It has never taken me more than two days to finish a Harlan Coben book and it was no different with his latest, Live Wire (Dutton, March 22). Myron and Win are back in another fast-paced tale that starts with a pregnant client of Myron’s, former tennis ace Suzze T, receiving an anonymous Facebook comment claiming that her husband, Lex, isn’t her baby’s father. Lex, the less famous half of a rock duo, has disappeared and Suzze wants Myron to find him and the person who posted the comment. In doing so, Myron runs into his sister-in-law Kitty, whom he hasn’t seen for fifteen years, since she and Myron’s brother Brad cut off contact with the Bolitar family after a nasty altercation. Kitty turns out to be a key figure in a complicated case that ends up with several people dead and Myron’s world turned upside down.
One of the things I like about the Bolitar series is that the characters evolve.
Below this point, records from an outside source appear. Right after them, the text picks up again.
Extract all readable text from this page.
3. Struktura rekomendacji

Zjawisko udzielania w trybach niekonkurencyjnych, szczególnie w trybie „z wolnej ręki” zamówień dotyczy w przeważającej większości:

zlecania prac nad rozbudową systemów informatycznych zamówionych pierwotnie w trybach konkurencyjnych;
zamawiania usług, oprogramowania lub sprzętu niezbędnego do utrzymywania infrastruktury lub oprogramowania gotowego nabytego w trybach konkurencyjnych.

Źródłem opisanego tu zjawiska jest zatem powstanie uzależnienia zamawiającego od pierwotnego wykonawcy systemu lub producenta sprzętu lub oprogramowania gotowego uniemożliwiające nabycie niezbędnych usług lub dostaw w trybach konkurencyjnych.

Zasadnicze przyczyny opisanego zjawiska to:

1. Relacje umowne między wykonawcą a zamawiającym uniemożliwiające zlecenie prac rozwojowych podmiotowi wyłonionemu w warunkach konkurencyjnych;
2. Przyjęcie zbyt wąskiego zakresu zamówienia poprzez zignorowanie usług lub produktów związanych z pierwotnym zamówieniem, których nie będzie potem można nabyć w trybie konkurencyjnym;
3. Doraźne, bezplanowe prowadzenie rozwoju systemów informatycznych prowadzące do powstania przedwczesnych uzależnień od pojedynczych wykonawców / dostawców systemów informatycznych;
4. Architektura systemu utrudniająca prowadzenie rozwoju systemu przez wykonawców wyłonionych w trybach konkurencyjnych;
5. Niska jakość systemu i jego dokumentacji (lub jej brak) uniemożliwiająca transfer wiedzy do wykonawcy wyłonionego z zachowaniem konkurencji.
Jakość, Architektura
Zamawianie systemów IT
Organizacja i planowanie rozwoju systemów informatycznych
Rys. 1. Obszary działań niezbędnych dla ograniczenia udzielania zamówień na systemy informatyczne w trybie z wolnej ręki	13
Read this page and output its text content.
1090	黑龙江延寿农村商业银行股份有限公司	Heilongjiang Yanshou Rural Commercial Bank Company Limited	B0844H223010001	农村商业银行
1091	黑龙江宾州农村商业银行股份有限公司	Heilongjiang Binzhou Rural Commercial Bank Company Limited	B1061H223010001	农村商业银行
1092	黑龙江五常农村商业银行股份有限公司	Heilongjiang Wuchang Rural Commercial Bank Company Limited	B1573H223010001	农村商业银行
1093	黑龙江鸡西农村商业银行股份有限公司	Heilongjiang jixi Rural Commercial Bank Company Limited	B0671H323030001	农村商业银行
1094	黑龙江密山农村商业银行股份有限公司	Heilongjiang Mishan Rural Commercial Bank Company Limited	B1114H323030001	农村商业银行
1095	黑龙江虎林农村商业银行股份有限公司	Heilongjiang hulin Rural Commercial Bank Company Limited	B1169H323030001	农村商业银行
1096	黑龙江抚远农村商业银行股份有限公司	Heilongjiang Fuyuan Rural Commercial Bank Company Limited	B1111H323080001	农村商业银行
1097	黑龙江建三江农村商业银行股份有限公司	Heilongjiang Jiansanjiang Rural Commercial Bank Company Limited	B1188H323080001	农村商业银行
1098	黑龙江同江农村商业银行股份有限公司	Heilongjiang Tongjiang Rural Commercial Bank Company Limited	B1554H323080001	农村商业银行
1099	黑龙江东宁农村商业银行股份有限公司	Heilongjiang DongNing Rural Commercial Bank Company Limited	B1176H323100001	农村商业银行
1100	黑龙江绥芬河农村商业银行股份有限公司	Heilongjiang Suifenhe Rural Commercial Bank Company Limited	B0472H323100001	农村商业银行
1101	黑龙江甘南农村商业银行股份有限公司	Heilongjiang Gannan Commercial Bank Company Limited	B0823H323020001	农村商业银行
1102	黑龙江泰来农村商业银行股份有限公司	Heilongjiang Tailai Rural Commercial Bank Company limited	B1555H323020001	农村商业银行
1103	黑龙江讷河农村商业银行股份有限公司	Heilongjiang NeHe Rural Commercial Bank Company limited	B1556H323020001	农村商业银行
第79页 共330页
Over the last few books, Myron has been dealing with his parents getting older and in this book the issue comes to the forefront. It’s a realistic and heartfelt exploration of what it means to face the inevitable, to have what you thought was far off arrive on your doorstep and ring the bell. Myron and Win are aging, too, with Win wearing reading glasses now, though he’s still deadly enough—if not more than ever—to bail Myron out of tough spots.
Live Wire reveals a Bolitar family history that readers had never known, introducing family members we—and even Myron, in one instance—had never met. We learn that Myron contributed to the estrangement of his brother and his sister-in-law Kitty wasn’t always the despicable person she’s become. Coben makes a bold move by drastically altering Myron’s (and Win’s and Esperanza’s) life by the end of the book, leaving our hero headed in a new direction. This change is welcome because as engrossing as Coben’s novels are, there’s a pattern developing (in his standalones, too): The protagonist receives a video/call/e-mail and now Facebook comment from someone who hasn’t been seen/heard from in years/long thought dead, which sends Myron/protagonist on a dangerous mission. Hopefully, as Myron and his friends tackle new personal challenges, they and the series will continue to age gracefully.